Linear momentum is given from the velocity of the center of mass, point C. Consider the c.m. located at $\vec{c}$ from point A.

$$ \vec{L} = m \vec{v}_C = m \left( \vec{v}_A - \vec{c}\times \vec{\omega} \right) $$

Now the angular momentum about the center of mass is $\vec{H}_C = I_C\,\vec{\omega}$ and so by transferring the motion be about A it becomes

$$ \begin{aligned} \vec{H}_A & = \vec{H}_C + \vec{c}\times\vec{L} \\ & = I_C\,\vec{\omega} + m \vec{c}\times \left( \vec{v}_A - \vec{c}\times \vec{\omega} \right) \\ & = \left( I_C\,\vec{\omega}-m (\vec{c}\times \vec{c}\times \vec{\omega}) \right) + \vec{c}\times m \vec{v}_A \end{aligned}$$

In 6×6 matrix form (which I prefer) the above is

$$ \begin{bmatrix} \vec{L} \\ \vec{H}_A \end{bmatrix} = \begin{bmatrix} m \bf{1} & -m [\vec{c}] \\ m [\vec{c}] & I_C-m [\vec{c}][\vec{c}]\end{bmatrix} \begin{bmatrix} \vec{v}_A \\ \vec{\omega} \end{bmatrix} $$

where $[\vec{c}]$ is the cross product matrix operator defined as

$$[\begin{pmatrix}x\\y\\z\end{pmatrix}] = \begin{pmatrix}0&-z&y\\z&0&-z\\-y&x&0\end{pmatrix}$$

This 6×6 matrix is the spatial inertia matrix, seen also in the Spatial equations of motion.

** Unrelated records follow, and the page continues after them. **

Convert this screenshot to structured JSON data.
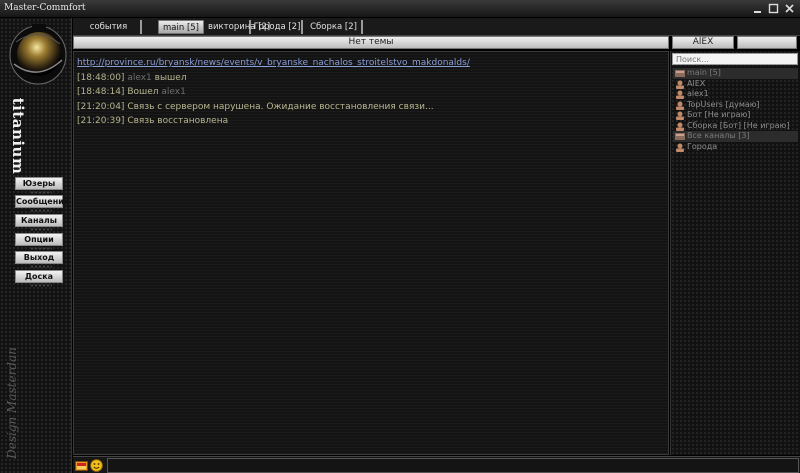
{
  "window": {
    "title": "Master-Commfort"
  },
  "sidebar": {
    "brand": "titanium",
    "designer": "Design Masterdan",
    "buttons": [
      {
        "label": "Юзеры"
      },
      {
        "label": "Сообщение"
      },
      {
        "label": "Каналы"
      },
      {
        "label": "Опции"
      },
      {
        "label": "Выход"
      },
      {
        "label": "Доска"
      }
    ]
  },
  "tabs": [
    {
      "label": "события",
      "active": false
    },
    {
      "label": "main [5]",
      "active": true
    },
    {
      "label": "викторина [2]",
      "active": false
    },
    {
      "label": "Города [2]",
      "active": false
    },
    {
      "label": "Сборка [2]",
      "active": false
    }
  ],
  "topic": "Нет темы",
  "current_nick": "AlEX",
  "chat": {
    "link": "http://province.ru/bryansk/news/events/v_bryanske_nachalos_stroitelstvo_makdonalds/",
    "messages": [
      {
        "time": "[18:48:00]",
        "pre": "",
        "nick": "alex1",
        "post": " вышел"
      },
      {
        "time": "[18:48:14]",
        "pre": " Вошел ",
        "nick": "alex1",
        "post": ""
      },
      {
        "time": "[21:20:04]",
        "pre": " Связь с сервером нарушена. Ожидание восстановления связи...",
        "nick": "",
        "post": ""
      },
      {
        "time": "[21:20:39]",
        "pre": " Связь восстановлена",
        "nick": "",
        "post": ""
      }
    ]
  },
  "users": {
    "search_placeholder": "Поиск...",
    "items": [
      {
        "label": "main [5]",
        "type": "channel",
        "header": true
      },
      {
        "label": "AlEX",
        "type": "user",
        "header": false
      },
      {
        "label": "alex1",
        "type": "user",
        "header": false
      },
      {
        "label": "TopUsers [думаю]",
        "type": "user",
        "header": false
      },
      {
        "label": "Бот [Не играю]",
        "type": "user",
        "header": false
      },
      {
        "label": "Сборка [Бот] [Не играю]",
        "type": "user",
        "header": false
      },
      {
        "label": "Все каналы [3]",
        "type": "channel",
        "header": true
      },
      {
        "label": "Города",
        "type": "user",
        "header": false
      }
    ]
  },
  "colors": {
    "link": "#8a9ed8",
    "timestamp": "#b6b38e",
    "nick": "#6e6e6e",
    "user_icon": "#c08a6a"
  }
}
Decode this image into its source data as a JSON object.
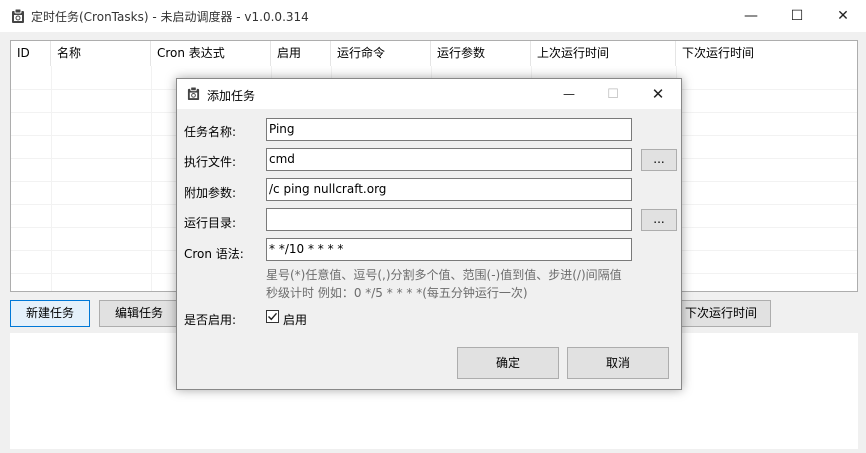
{
  "window": {
    "title": "定时任务(CronTasks) - 未启动调度器 - v1.0.0.314",
    "minimize": "—",
    "maximize": "☐",
    "close": "✕"
  },
  "table": {
    "columns": [
      "ID",
      "名称",
      "Cron 表达式",
      "启用",
      "运行命令",
      "运行参数",
      "上次运行时间",
      "下次运行时间"
    ]
  },
  "toolbar": {
    "new_task": "新建任务",
    "edit_task": "编辑任务",
    "next_run": "下次运行时间"
  },
  "dialog": {
    "title": "添加任务",
    "minimize": "—",
    "maximize": "☐",
    "close": "✕",
    "fields": {
      "name_label": "任务名称:",
      "name_value": "Ping",
      "exec_label": "执行文件:",
      "exec_value": "cmd",
      "args_label": "附加参数:",
      "args_value": "/c ping nullcraft.org",
      "dir_label": "运行目录:",
      "dir_value": "",
      "cron_label": "Cron 语法:",
      "cron_value": "* */10 * * * *",
      "enabled_label": "是否启用:",
      "enabled_checkbox_label": "启用",
      "enabled_checked": true
    },
    "browse_label": "...",
    "hint_line1": "星号(*)任意值、逗号(,)分割多个值、范围(-)值到值、步进(/)间隔值",
    "hint_line2": "秒级计时 例如：0 */5 * * * *(每五分钟运行一次)",
    "ok_label": "确定",
    "cancel_label": "取消"
  },
  "colors": {
    "primary_border": "#0078d7",
    "window_bg": "#f0f0f0"
  }
}
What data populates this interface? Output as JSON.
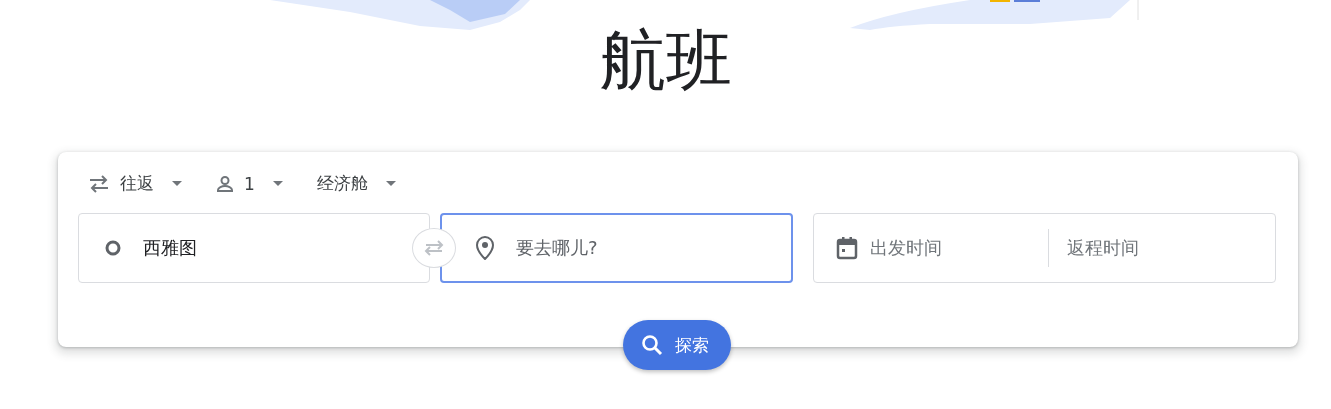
{
  "header_title": "航班",
  "trip_options": [
    {
      "kind": "trip_type",
      "label": "往返"
    },
    {
      "kind": "passengers",
      "label": "1"
    },
    {
      "kind": "cabin",
      "label": "经济舱"
    }
  ],
  "origin": {
    "value": "西雅图"
  },
  "destination": {
    "placeholder": "要去哪儿?",
    "focused": true
  },
  "dates": {
    "departure_placeholder": "出发时间",
    "return_placeholder": "返程时间"
  },
  "search_button": {
    "label": "探索"
  }
}
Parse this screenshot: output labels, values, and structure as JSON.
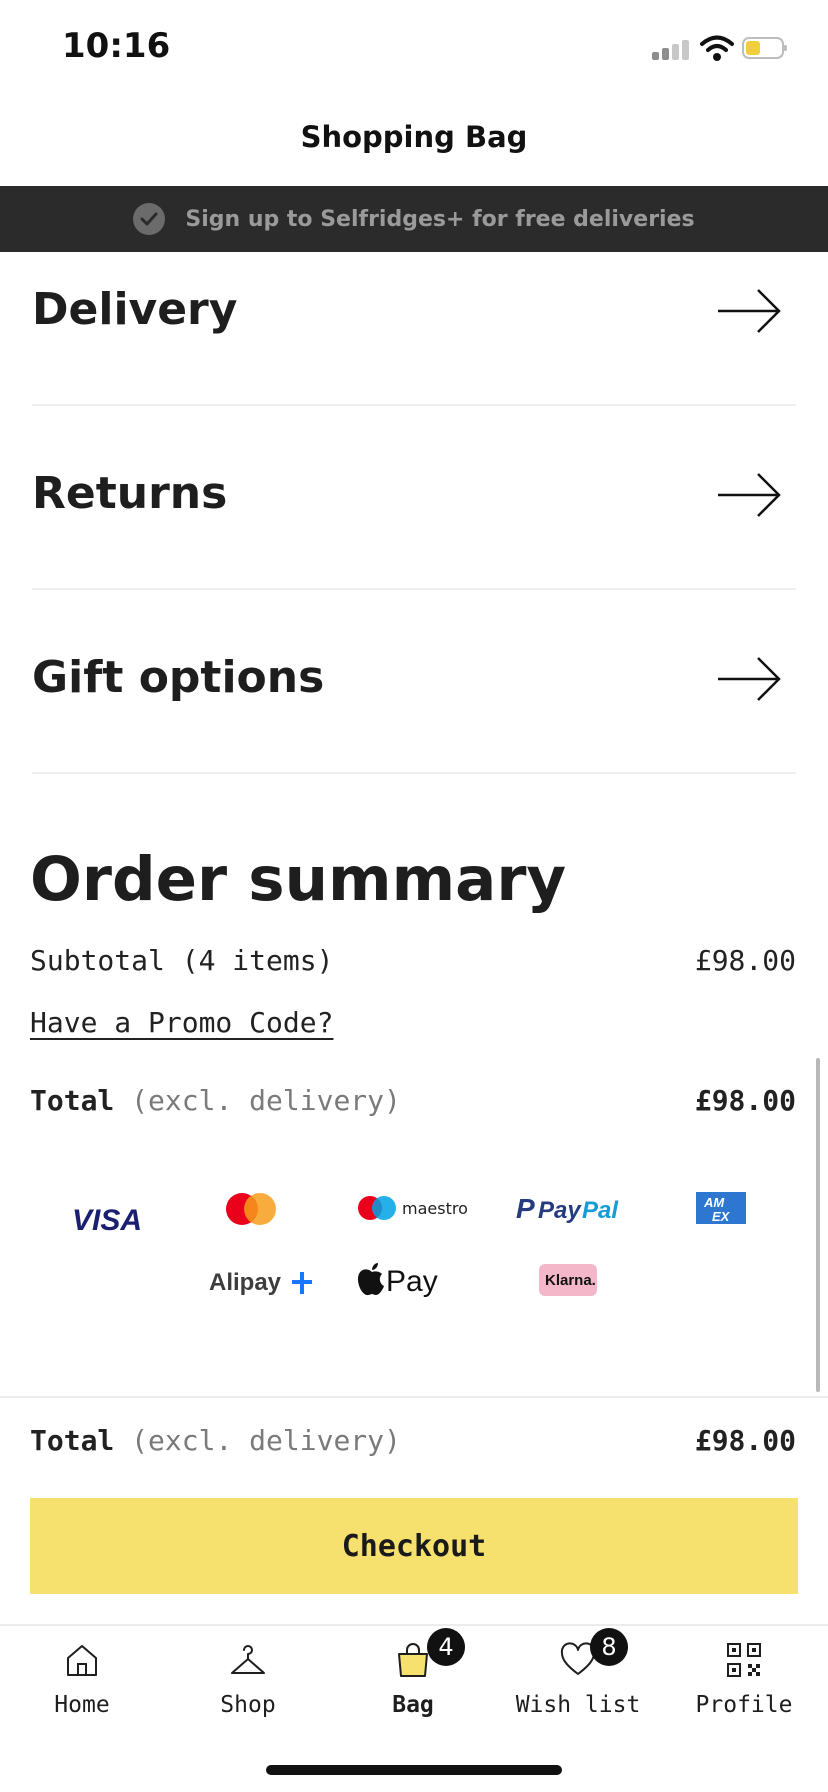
{
  "status_bar": {
    "time": "10:16"
  },
  "header": {
    "title": "Shopping Bag"
  },
  "banner": {
    "text": "Sign up to Selfridges+ for free deliveries"
  },
  "sections": [
    {
      "label": "Delivery"
    },
    {
      "label": "Returns"
    },
    {
      "label": "Gift options"
    }
  ],
  "order_summary": {
    "title": "Order summary",
    "subtotal_label": "Subtotal (4 items)",
    "subtotal_value": "£98.00",
    "promo_link": "Have a Promo Code?",
    "total_label": "Total",
    "total_note": "(excl. delivery)",
    "total_value": "£98.00"
  },
  "payment_methods": {
    "visa": "VISA",
    "mastercard": "mastercard-logo",
    "maestro": "maestro",
    "paypal_pay": "Pay",
    "paypal_pal": "Pal",
    "amex_top": "AM",
    "amex_bottom": "EX",
    "alipay": "Alipay",
    "applepay": "Pay",
    "klarna": "Klarna."
  },
  "footer": {
    "total_label": "Total",
    "total_note": "(excl. delivery)",
    "total_value": "£98.00",
    "checkout_label": "Checkout"
  },
  "tabs": [
    {
      "label": "Home",
      "icon": "home-icon"
    },
    {
      "label": "Shop",
      "icon": "hanger-icon"
    },
    {
      "label": "Bag",
      "icon": "bag-icon",
      "badge": "4",
      "active": true
    },
    {
      "label": "Wish list",
      "icon": "heart-icon",
      "badge": "8"
    },
    {
      "label": "Profile",
      "icon": "qr-code-icon"
    }
  ],
  "colors": {
    "accent": "#f6e16e",
    "banner": "#2b2b2b",
    "amex": "#2e77d0",
    "klarna": "#f4b7c9"
  }
}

The component $I_A = I_C-m [\vec{c}][\vec{c}]$ represents the parallel axis theorem, if the rotation is not about the center of mass. For the planar case $\vec{c}=(c_x,c_y,0)$ the mass moment about A becomes $I_A = I_C + m \left(c_x^2+c_y^2\right)$. Try it yourself.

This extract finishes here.